# No CameraProfiles folder



## kamkam (Feb 1, 2014)

Hello,

I'm new to lightroom and just finding my way about. But I have one question that google hasn't been able to help me with. I have some camera profiles with instructions to put them in the CameraRaw>CameraProfiles folder. I found the CameraRaw folder within the AppData area but there isn't a CameraProfile folder. LensProfiles is there but not camera. 

Do I create a folder here and put the files in my self-made folder. Or is there a way of making Lightroom create this folder that I've missed?


----------



## Jack Henry (Feb 1, 2014)

What camera?

I believe Lightroom has camera profiles and they're upgraded as the program versions grow.


----------



## kamkam (Feb 1, 2014)

I just don't seem to have ANY camera profiles... and the folder they should be in is missing.

In actual Lightroom under the camera calibration section in the develop window there is nothing. No info, no profiles. 

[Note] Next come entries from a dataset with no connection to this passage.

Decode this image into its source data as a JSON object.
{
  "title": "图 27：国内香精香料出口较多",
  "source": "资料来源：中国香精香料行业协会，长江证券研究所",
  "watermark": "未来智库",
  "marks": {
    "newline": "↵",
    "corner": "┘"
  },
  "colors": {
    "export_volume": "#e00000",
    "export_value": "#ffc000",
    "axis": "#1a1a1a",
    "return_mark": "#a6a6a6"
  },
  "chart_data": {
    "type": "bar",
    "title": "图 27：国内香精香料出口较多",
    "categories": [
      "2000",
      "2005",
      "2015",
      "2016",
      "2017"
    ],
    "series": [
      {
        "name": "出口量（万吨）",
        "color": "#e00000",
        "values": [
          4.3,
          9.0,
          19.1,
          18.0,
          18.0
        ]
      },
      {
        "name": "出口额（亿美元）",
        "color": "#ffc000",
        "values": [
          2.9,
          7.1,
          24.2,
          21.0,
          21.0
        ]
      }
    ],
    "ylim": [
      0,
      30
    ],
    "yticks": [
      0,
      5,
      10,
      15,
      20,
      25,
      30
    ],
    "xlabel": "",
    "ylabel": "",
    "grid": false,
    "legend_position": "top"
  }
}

I'm using a Sony a230 if that helps.


----------



## Denis de Gannes (Feb 1, 2014)

Lightroom probably has only one profile that is specific to your camera if you are working with a raw files. It is called "Adobe standard".
If you are going to add user created they have to go in the following location.
http://members.lightroomqueen.com/K...View/1373/205/lightroom-5-default-locations#7


----------



## Jack Henry (Feb 1, 2014)

Doesn't Adobe Standard cover all recent cameras? I thought that was what gets updated when a new Adobe Camera Raw comes out.


----------



## Jim Wilde (Feb 1, 2014)

Adobe Standard is the default profile that Adobe build for all cameras that it supports. There is a different version of this profile for each of those cameras, i.e. there isn't just one Adobe Standard profile, there are hundreds but each tailored for one particular camera model.


----------